Because half my work this term involved co-directing a center for teaching excellence at UH, I just presented a talk about CTEs and organizational learning at a conference in the scholarship of teaching and learning (SOTL) in Statesboro, GA.
My argument was that teaching centers play an important role when they help faculty and academic units organize more effectively around instruction. In the same way that universities are just beginning to grasp the full complexity of student learning, teaching centers help make visible the struggles of faculty in their own learning process, as they work to improve their own teaching.
Both books address the relationship of disciplinarity to broader problematics of teaching and learning. Weimer, for example, is interested in developing a stronger, more credible literature of teaching, with more robust connections between practitioners’ narratives and the more academic genres of higher education research (which often deploy social science or at least quantitative methodologies). Weimer tries hard not to impose a hierarchical relation between the two, but she seems uncomfortable with the affective or narrative components of much of the practitioner, first-person accounts of teaching (e.g., “how I improved my teaching with X”), largely because of the unabashed advocacy of many of these writers.
To make this scholarly literature more accessible as well as more credible, she would like those producing first-person accounts to look beyond their own disciplines and journals, and to conceive of their own teaching in a broader context. And, indeed, I think that faculty in the various departments and disciplines often forget how much our students resemble one another, whatever their majors, simply because they come from the same general population. That is the virtue of addressing the “horizontal” university, the university as it is experienced by students, parents, and the neighborhoods and regions surrounding the school.
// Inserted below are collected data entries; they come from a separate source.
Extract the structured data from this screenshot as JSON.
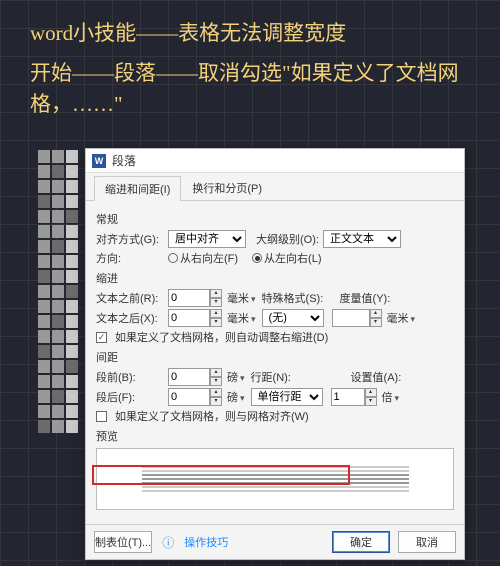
{
  "annotation": {
    "line1": "word小技能——表格无法调整宽度",
    "line2": "开始——段落——取消勾选\"如果定义了文档网格，……\""
  },
  "dialog": {
    "title": "段落",
    "tabs": {
      "indent": "缩进和间距(I)",
      "pagebreak": "换行和分页(P)"
    },
    "general": {
      "label": "常规",
      "align_label": "对齐方式(G):",
      "align_value": "居中对齐",
      "outline_label": "大纲级别(O):",
      "outline_value": "正文文本",
      "direction_label": "方向:",
      "rtl": "从右向左(F)",
      "ltr": "从左向右(L)"
    },
    "indent": {
      "label": "缩进",
      "before_label": "文本之前(R):",
      "before_value": "0",
      "after_label": "文本之后(X):",
      "after_value": "0",
      "char_unit": "毫米",
      "special_label": "特殊格式(S):",
      "special_value": "(无)",
      "by_label": "度量值(Y):",
      "by_unit": "毫米",
      "grid_checkbox": "如果定义了文档网格，则自动调整右缩进(D)"
    },
    "spacing": {
      "label": "间距",
      "before_label": "段前(B):",
      "before_value": "0",
      "after_label": "段后(F):",
      "after_value": "0",
      "line_unit": "磅",
      "linespace_label": "行距(N):",
      "linespace_value": "单倍行距",
      "at_label": "设置值(A):",
      "at_value": "1",
      "at_unit": "倍",
      "grid_checkbox": "如果定义了文档网格，则与网格对齐(W)"
    },
    "preview_label": "预览",
    "buttons": {
      "tabs_btn": "制表位(T)...",
      "tips": "操作技巧",
      "ok": "确定",
      "cancel": "取消"
    }
  }
}
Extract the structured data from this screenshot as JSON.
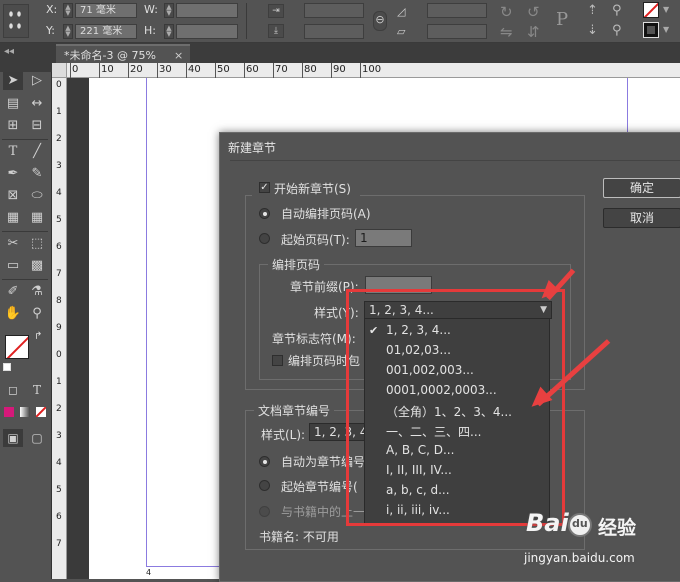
{
  "control_bar": {
    "x_label": "X:",
    "x_value": "71 毫米",
    "y_label": "Y:",
    "y_value": "221 毫米",
    "w_label": "W:",
    "h_label": "H:"
  },
  "tab": {
    "title": "*未命名-3 @ 75%",
    "close": "×"
  },
  "ruler": {
    "ticks": [
      "0",
      "10",
      "20",
      "30",
      "40",
      "50",
      "60",
      "70",
      "80",
      "90",
      "100"
    ],
    "vticks": [
      "0",
      "1",
      "2",
      "3",
      "4",
      "5",
      "6",
      "7",
      "8",
      "9",
      "0",
      "1",
      "2",
      "3",
      "4",
      "5",
      "6",
      "7"
    ]
  },
  "toolbox": {
    "type_tool": "T",
    "text_wrap": "T"
  },
  "dialog": {
    "title": "新建章节",
    "start_section_label": "开始新章节(S)",
    "auto_number_label": "自动编排页码(A)",
    "start_page_label": "起始页码(T):",
    "start_page_value": "1",
    "page_numbering_group": "编排页码",
    "section_prefix_label": "章节前缀(P):",
    "style_label": "样式(Y):",
    "style_value": "1, 2, 3, 4...",
    "section_marker_label": "章节标志符(M):",
    "include_prefix_label": "编排页码时包",
    "doc_chapter_group": "文档章节编号",
    "doc_style_label": "样式(L):",
    "doc_style_value": "1, 2, 3, 4",
    "auto_chapter_label": "自动为章节编号",
    "start_chapter_label": "起始章节编号(",
    "same_as_book_label": "与书籍中的上一",
    "book_name_label": "书籍名: 不可用",
    "ok_button": "确定",
    "cancel_button": "取消"
  },
  "dropdown": {
    "options": [
      "1, 2, 3, 4...",
      "01,02,03...",
      "001,002,003...",
      "0001,0002,0003...",
      "（全角）1、2、3、4...",
      "一、二、三、四...",
      "A, B, C, D...",
      "I, II, III, IV...",
      "a, b, c, d...",
      "i, ii, iii, iv..."
    ],
    "checked_index": 0
  },
  "watermark": {
    "brand": "Bai",
    "paw": "du",
    "cn": "经验",
    "url": "jingyan.baidu.com"
  },
  "colors": {
    "annotation_red": "#e53a3a",
    "guide": "#8b7be0"
  }
}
Rosenthal’s and Heiland’s anthology, however, insists just as strongly on the need to maintain a contextual and disciplinary perspective when confronting the problems of learning about learning. They write: “In keeping with our hypothesis that the tools of the discipline are the best ones to exploit in assessing the learning intended to take place, we have focused on the literary figuration of the sublime, which is above all a way of trying to understand the ineffable.” In other words, if learning takes place within a particular domain and context, why should one abandon the terms, traditions, practices and procedures that give learning its meaning in that context?
Yet putting it this way only begs the question of what, precisely, students in literature classes are learning if they are taking classes in the sublime and the ineffable. And what is the difference between an introductory and a senior course on the sublime? I suspect that literary scholars could draw up the respective syllabi more easily than they could explain the differences between the two to researchers in other fields. And it seems harder for literary scholars than others to agree upon the fundamental terms (i.e., the “pedagogical content knowledge”) that would enable us to teach basic and advanced courses organized around distinctively literary topics like close reading, literary periods, or histories of particular genres.
Ultimately, I think that the moment we recognize the multidimensionality of learning, we must also accept the notion of the multidisciplinarity of knowledge, along with the notion that no single discipline or method has privileged access to what people learn or how they learn it.
At this point in time, the “vertical” university of the disciplines, as these are constructed, aggregated, reconfigured, torn down, or recreated at an organizational level, have become the only means we have to confront the full complexity of knowledge. And literature and literary knowledge–because of their unique emphasis upon the non-generalizable detail, the ineffability of experience, the rhetorical stance, the affective dimension of knowledge, the value of the first-person point of view, and the serial, narrative aspects of language–all these features of literary studies allow it to serve as a place-holder for the forms of experience that do not fit easily within other disciplines’ epistemologies. But probably the best place to begin the work of comprehending both perspectives, the vertical and the horizontal, is by looking at what happens in the literature classroom.